Derivative generation often creates redundant code. SSA gives compiler passes a standard representation for cleaning it up.

For example:

```text
dx1 = add (mul dx0 x0), (mul x0 dx0)
```

can be simplified to:

```text
dx1 = mul 2, mul x0 dx0
```

If `dx0` is known to be `1`, this may become:

```text
dx1 = mul 2, x0
```

SSA also enables dead code elimination:

```text
x1 = expensive(x0)
dx1 = derivative_expensive(x0, dx0)
return x1
```

If only the primal result is needed, the derivative value can be removed. If only a gradient is needed and the primal output is unused after differentiation, some primal values may be kept only when required by reverse rules.

### A Minimal SSA AD Algorithm

A forward-mode transformation for straight-line SSA code is direct:

```text
for instruction v = op(args):
    emit primal instruction v = op(args)
    emit tangent instruction dv = jvp(op, args, dargs)
```

A reverse-mode transformation has two phases:

```text
forward:
    emit primal instructions
    save primal values needed by reverse rules

reverse:
    initialize output adjoints
    for primal instructions in reverse order:
        emit vjp rule
        accumulate adjoints into input adjoints
```

For basic blocks, the same idea applies with explicit handling of branches, phi nodes, and loops.

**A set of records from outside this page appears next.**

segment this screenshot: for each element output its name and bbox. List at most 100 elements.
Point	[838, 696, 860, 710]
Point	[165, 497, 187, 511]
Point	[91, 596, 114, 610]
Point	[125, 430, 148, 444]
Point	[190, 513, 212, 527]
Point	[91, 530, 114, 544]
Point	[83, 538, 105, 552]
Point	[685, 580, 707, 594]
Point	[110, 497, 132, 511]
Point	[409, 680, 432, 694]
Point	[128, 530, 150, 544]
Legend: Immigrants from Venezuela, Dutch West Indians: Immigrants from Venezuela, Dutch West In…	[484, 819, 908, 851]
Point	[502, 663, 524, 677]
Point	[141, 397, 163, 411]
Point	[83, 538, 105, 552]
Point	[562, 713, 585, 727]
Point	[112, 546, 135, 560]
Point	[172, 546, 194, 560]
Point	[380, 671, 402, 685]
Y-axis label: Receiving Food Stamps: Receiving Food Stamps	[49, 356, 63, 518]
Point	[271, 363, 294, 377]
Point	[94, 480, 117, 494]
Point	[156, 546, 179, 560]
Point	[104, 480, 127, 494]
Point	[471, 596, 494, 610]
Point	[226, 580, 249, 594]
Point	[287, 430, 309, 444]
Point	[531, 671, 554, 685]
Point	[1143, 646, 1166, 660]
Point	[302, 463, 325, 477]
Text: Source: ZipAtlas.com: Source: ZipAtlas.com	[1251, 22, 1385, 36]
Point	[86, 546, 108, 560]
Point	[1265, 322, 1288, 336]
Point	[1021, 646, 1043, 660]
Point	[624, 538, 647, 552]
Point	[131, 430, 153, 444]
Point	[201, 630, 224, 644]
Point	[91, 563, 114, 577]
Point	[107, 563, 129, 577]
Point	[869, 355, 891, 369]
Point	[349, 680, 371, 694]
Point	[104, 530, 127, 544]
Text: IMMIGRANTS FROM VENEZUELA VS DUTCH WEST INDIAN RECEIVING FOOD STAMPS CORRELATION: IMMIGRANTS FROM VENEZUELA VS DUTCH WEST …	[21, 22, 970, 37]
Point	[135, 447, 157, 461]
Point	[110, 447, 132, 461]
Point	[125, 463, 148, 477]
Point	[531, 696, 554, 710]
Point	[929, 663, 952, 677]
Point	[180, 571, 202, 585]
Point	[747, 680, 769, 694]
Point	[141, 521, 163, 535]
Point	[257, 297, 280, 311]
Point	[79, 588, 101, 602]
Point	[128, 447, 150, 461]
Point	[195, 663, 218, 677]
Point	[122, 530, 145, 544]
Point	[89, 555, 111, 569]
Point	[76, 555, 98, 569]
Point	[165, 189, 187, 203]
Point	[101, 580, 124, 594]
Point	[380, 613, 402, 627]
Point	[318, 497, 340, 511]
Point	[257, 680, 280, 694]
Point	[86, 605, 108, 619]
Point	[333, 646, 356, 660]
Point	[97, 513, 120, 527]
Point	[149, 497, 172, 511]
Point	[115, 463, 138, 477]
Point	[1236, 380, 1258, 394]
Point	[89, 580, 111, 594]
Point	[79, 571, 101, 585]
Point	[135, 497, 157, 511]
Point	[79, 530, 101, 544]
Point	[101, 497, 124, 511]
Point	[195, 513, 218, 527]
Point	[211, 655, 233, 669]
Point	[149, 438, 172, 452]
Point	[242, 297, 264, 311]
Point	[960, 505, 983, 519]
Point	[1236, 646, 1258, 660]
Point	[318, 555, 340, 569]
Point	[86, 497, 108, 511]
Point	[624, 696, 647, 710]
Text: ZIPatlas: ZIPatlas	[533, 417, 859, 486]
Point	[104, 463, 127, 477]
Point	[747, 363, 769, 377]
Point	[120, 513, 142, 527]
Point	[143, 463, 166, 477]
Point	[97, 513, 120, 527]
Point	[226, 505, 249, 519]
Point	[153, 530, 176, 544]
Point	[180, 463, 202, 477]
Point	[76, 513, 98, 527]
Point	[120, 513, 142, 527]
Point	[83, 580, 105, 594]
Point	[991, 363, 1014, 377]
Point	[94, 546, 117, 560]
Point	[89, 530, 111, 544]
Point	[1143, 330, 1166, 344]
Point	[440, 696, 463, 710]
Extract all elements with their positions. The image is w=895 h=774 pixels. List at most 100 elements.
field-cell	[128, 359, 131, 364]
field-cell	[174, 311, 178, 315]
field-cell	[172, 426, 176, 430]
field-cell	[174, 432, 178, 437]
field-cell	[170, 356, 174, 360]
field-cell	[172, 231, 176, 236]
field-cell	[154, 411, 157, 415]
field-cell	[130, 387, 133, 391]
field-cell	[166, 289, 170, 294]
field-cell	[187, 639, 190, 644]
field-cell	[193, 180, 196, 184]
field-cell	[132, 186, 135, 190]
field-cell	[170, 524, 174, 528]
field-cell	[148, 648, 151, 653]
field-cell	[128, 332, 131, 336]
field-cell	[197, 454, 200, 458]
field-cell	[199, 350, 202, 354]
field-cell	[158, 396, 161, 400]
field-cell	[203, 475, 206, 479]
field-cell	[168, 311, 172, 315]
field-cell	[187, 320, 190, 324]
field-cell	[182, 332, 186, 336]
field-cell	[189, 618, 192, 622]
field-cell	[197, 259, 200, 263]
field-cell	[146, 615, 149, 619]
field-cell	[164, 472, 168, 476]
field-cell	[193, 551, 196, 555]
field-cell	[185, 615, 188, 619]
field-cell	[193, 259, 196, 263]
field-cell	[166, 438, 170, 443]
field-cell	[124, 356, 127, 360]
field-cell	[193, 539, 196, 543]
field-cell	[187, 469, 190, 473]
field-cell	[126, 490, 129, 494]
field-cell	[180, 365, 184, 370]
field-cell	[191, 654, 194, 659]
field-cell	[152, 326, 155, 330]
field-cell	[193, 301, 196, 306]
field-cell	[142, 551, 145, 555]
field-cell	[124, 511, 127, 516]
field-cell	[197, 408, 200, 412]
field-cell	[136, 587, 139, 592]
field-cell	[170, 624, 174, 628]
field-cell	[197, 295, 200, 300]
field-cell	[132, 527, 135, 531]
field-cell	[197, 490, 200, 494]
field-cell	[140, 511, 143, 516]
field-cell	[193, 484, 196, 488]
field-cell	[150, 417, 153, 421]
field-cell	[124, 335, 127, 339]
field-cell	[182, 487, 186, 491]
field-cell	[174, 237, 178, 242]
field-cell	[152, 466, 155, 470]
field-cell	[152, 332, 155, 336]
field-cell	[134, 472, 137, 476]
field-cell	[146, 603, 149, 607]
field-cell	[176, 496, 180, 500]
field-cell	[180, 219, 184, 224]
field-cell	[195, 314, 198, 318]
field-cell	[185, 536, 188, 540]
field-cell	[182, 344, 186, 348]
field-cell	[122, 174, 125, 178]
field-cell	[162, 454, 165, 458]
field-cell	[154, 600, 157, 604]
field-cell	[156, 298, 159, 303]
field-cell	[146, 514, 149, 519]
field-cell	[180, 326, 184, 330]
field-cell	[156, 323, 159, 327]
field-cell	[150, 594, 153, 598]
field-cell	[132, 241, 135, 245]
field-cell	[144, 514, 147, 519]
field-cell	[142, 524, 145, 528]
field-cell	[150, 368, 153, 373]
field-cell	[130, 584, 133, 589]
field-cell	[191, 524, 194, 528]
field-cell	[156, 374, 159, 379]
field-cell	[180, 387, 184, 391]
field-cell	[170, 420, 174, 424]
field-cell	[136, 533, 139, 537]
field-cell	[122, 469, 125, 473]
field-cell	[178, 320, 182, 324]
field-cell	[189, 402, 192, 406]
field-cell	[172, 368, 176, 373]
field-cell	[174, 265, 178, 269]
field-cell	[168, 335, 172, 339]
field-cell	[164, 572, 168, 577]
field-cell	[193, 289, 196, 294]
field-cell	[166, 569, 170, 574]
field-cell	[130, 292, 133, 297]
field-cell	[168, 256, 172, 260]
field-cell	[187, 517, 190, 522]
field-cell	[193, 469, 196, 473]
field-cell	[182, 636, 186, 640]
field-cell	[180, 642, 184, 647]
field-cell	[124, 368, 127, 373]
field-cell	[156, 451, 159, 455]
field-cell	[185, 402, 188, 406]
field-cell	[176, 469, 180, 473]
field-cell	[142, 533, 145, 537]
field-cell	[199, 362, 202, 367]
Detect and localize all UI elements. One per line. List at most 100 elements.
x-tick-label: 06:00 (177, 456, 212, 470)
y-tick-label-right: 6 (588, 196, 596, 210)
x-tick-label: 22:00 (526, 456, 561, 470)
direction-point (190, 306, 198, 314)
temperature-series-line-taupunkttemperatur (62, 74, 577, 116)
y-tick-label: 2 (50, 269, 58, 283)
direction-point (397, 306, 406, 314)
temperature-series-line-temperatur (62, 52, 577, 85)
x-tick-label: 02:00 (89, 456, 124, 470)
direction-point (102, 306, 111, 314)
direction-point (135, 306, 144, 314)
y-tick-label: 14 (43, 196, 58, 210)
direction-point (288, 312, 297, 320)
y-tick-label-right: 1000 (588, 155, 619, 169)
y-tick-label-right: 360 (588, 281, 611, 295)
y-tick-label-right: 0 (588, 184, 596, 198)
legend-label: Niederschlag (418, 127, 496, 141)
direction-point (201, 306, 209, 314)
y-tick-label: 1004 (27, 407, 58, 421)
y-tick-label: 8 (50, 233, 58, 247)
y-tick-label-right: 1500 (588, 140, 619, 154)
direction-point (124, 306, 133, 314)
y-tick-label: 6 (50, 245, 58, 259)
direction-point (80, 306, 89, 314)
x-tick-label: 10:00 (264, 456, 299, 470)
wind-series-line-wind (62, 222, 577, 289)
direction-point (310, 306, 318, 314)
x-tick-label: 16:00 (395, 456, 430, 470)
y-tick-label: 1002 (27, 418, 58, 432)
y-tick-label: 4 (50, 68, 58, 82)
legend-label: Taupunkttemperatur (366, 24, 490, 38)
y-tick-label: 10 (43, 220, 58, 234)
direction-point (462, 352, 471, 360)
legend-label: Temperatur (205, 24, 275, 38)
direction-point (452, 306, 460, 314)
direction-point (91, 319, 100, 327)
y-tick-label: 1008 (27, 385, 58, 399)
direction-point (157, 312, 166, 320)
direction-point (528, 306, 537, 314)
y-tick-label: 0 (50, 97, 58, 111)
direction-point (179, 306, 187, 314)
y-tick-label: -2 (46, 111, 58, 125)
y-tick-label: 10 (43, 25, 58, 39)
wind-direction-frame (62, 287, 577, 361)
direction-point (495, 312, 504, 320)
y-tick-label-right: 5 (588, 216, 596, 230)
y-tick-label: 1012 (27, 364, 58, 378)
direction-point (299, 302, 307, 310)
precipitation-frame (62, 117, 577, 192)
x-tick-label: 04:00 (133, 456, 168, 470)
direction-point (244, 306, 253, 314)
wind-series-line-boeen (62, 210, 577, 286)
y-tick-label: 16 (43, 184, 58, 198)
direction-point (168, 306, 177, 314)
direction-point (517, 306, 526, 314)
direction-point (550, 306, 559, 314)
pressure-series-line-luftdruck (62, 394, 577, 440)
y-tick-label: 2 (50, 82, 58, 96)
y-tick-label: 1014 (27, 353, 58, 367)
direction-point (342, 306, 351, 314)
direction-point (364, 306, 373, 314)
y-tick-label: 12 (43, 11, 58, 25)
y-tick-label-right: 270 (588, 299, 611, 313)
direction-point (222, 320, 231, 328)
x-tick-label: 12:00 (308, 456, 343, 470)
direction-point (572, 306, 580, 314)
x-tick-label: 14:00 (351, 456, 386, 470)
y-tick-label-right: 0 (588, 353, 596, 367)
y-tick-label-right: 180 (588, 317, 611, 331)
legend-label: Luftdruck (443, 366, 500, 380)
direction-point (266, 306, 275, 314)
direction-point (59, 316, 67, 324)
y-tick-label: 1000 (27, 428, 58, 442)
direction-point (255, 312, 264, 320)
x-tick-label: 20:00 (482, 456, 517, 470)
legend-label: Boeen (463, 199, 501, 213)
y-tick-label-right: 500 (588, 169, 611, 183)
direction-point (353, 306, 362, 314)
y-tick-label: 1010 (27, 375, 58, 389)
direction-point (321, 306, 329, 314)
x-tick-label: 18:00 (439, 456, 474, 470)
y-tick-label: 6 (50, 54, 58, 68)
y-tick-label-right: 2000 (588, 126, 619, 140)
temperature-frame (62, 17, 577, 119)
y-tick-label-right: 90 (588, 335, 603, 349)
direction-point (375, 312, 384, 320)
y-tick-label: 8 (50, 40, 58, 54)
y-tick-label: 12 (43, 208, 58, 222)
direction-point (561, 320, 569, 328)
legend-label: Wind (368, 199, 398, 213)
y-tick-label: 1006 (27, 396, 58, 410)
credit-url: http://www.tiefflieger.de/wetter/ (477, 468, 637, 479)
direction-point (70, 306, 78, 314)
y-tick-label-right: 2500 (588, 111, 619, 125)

The hard parts are not the local derivative rules. The hard parts are saving values, reversing control flow, handling mutation, and producing efficient code.

### Why SSA Became Central

SSA is central in modern compilers because it provides a clean framework for analysis and optimization. AD needs the same qualities.

It needs explicit dependencies. It needs dominance and liveness information. It needs control-flow joins. It needs clean treatment of values whose definitions are unique. It needs a way to represent mutation without hiding it behind variable names.

For these reasons, many compiler-based AD systems either use SSA directly or use an IR with SSA-like properties.

### Summary

SSA form is a natural representation for automatic differentiation.

Forward mode extends each SSA value with a tangent. Reverse mode extends each SSA value with an adjoint and traverses the dependency graph backward. Phi nodes and block arguments make branches and loops explicit. Liveness and activity analysis decide which values need derivative state and which primal values must be saved.

SSA does not solve every problem in AD, but it gives the compiler the right shape of program: explicit values, explicit dependencies, and explicit control flow.